Insomma, i livelli di lettura aprono veramente su diversi mondi possibili, così che, alla fine, mi piace ricordare il mashal di Paolo De Benedetti che a me appare il più prezioso, per non cadere nei fondamentalismi smarrendo la 'retta via': «I sensi della scrittura sono settanta. E io dico settantuno». Cioè: ogni passo biblico ha almeno settanta sensi, più quello (il settantunesimo) che ciascuno di noi è chiamato a trovare nella sua lettura della Scrittura. Ci sono quattro livelli di interpretazione della Torà: peshat o senso immediato, remez o senso allegorico, derash o senso omiletico, sod o senso mistico; PaRDeS è l'acrostico e pardes è il giardino (pardes rimmonim, nel Cantico dei Cantici); c'è un episodio citato anche da G. Scholem: «Quattro entrarono nel pardes: Ben Azzaj, Ben Zomà, Elisha ben Avujà e rabbì Aqivà Il primo morì. Il secondo impazzì. Il terzo tagliò le piante [apostatò]. Solo rabbì Aqivà si ritirò in pace».

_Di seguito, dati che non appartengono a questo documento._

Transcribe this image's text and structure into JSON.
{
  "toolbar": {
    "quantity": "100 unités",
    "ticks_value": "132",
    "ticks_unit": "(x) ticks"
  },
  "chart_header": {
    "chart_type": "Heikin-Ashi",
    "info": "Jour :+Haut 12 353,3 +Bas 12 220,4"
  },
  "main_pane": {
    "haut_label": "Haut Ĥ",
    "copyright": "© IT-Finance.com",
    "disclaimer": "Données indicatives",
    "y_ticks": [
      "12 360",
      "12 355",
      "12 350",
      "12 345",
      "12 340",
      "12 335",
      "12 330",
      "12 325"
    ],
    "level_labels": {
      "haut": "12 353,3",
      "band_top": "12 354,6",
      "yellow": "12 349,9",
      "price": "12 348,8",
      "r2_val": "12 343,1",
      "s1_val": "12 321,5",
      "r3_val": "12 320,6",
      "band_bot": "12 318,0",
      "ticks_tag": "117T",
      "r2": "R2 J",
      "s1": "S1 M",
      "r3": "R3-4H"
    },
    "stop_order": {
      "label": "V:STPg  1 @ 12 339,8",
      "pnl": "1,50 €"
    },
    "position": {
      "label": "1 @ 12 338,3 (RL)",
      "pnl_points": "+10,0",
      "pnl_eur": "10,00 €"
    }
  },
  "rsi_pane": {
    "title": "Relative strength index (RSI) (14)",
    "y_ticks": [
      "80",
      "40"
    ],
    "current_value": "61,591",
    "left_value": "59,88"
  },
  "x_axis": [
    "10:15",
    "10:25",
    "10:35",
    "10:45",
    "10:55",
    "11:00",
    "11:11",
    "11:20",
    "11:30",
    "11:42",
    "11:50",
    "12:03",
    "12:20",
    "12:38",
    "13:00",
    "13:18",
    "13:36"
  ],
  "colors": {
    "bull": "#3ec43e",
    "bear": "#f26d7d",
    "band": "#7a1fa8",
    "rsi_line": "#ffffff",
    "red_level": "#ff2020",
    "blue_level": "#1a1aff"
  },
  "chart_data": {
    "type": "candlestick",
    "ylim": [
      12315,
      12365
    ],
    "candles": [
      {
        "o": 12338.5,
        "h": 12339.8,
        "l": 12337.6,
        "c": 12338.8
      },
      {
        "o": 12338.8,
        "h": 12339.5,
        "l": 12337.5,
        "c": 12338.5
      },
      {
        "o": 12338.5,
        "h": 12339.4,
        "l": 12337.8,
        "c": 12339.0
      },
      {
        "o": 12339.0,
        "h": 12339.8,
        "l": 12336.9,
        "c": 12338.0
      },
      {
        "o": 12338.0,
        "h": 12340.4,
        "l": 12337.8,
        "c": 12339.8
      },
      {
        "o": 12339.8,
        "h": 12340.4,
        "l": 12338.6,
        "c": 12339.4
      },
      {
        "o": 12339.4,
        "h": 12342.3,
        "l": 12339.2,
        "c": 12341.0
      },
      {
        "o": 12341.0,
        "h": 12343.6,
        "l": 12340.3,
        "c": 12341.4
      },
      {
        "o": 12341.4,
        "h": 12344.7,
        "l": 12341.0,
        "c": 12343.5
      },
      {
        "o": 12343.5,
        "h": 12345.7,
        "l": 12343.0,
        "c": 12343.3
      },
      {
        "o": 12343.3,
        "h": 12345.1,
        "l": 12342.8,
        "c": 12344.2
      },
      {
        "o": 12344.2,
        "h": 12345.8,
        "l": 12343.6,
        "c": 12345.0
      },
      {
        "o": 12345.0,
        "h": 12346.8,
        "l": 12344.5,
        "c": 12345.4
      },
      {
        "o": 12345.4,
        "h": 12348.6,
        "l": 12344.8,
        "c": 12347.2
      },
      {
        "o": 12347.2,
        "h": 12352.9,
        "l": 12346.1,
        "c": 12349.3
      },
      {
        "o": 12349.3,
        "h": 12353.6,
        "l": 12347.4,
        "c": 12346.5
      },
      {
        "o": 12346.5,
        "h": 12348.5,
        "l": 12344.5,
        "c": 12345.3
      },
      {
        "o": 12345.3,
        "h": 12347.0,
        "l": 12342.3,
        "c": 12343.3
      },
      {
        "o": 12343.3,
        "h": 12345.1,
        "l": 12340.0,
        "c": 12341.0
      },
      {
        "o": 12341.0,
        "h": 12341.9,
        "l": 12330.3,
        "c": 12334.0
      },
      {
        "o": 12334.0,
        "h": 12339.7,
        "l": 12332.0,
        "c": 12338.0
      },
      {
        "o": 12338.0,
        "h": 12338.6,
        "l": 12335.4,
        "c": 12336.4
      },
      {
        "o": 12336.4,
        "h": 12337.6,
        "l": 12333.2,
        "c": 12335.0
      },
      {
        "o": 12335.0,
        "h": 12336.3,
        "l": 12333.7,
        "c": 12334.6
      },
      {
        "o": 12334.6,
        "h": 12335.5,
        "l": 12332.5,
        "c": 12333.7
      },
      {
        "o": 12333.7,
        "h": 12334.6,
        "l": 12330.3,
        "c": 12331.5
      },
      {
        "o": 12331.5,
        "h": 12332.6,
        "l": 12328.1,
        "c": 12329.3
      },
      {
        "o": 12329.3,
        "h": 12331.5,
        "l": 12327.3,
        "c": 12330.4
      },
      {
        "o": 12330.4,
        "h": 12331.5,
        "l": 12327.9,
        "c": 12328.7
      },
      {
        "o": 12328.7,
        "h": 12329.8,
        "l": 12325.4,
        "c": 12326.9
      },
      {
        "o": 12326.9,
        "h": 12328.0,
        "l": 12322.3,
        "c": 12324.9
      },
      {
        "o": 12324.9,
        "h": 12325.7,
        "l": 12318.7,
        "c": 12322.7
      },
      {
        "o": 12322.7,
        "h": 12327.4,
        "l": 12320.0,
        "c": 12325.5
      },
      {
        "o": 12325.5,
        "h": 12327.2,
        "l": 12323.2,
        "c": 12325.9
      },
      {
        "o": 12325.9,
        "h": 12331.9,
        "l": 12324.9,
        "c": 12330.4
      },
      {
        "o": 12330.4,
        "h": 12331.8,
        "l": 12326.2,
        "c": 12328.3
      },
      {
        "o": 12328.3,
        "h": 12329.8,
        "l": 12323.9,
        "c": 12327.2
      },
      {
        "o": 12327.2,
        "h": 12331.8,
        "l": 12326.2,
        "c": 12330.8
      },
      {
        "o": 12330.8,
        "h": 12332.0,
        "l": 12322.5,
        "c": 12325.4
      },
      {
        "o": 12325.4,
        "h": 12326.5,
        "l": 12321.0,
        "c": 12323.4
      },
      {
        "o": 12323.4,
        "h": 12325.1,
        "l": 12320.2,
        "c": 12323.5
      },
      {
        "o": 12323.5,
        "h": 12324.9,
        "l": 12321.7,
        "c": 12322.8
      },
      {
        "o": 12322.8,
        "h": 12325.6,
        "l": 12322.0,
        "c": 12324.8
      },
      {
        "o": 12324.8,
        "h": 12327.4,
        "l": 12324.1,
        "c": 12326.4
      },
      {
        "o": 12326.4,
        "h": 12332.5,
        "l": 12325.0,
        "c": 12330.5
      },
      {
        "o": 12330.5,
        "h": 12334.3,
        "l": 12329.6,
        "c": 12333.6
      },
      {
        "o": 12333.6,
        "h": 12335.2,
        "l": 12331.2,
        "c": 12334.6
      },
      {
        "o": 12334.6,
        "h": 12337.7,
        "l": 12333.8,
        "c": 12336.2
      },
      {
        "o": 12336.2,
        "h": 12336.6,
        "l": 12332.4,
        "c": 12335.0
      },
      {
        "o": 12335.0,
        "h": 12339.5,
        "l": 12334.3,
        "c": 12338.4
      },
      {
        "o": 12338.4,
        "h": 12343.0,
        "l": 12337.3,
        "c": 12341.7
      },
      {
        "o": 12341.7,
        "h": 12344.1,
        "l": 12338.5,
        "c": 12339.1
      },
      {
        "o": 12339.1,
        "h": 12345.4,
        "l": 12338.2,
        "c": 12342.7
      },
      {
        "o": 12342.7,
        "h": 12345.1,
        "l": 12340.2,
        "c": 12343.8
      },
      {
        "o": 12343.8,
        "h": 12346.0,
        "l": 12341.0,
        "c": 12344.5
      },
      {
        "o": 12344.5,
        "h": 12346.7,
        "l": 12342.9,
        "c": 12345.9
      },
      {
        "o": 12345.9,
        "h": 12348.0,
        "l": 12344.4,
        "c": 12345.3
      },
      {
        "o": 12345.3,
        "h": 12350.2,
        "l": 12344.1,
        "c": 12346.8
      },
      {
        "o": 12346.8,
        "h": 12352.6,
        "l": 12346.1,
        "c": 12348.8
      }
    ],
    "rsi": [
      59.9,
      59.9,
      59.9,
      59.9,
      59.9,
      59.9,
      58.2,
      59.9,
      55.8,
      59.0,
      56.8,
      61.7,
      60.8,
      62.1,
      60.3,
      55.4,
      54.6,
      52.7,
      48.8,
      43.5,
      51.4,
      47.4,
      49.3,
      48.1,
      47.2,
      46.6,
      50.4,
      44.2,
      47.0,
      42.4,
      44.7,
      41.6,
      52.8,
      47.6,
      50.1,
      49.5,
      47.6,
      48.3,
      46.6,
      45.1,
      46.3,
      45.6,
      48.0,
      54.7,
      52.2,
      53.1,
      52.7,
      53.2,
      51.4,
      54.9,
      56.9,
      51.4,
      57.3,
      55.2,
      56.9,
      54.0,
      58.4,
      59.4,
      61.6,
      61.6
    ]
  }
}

Ecco, a Venezia, ci siamo addentrati un po' in questo giardino, con una guida però, un maestro (come Dante col duca suo Virgilio), per non morire, impazzire, apostatare, ma tornare dalla Scrittura con un pochino più di pace (e rispondere con più di saldezza a quelli che parlano a vanvera di Dio e leviatani e tsunami, e intanto usano il Libro per chiedere il voto). Che poi il paradiso, a volere ben guardare, è questo: «Un pagano disse a un rabbino: 'Io mi faccio ebreo se tu mi mostri, almeno in sogno, il paradiso di Israele, per vedere se mi va bene'. Il rabbino accetta, e, in sogno, lo accompagna, attraverso sentieri aspri e fangosi, fino a una capannuccia dove c'è un vecchio emaciato che, al chiarore di una lucernetta, legge un immenso libro. Il rabbino dice al pagano: 'È rabbi Aqivà, ed è in paradiso'. 'Ma come replica il pagano - anche in paradiso deve studiare, e per di più in queste condizioni?'. La guida replica: 'Sì, ma vedi, questo è il suo premio: adesso capisce quello che legge'».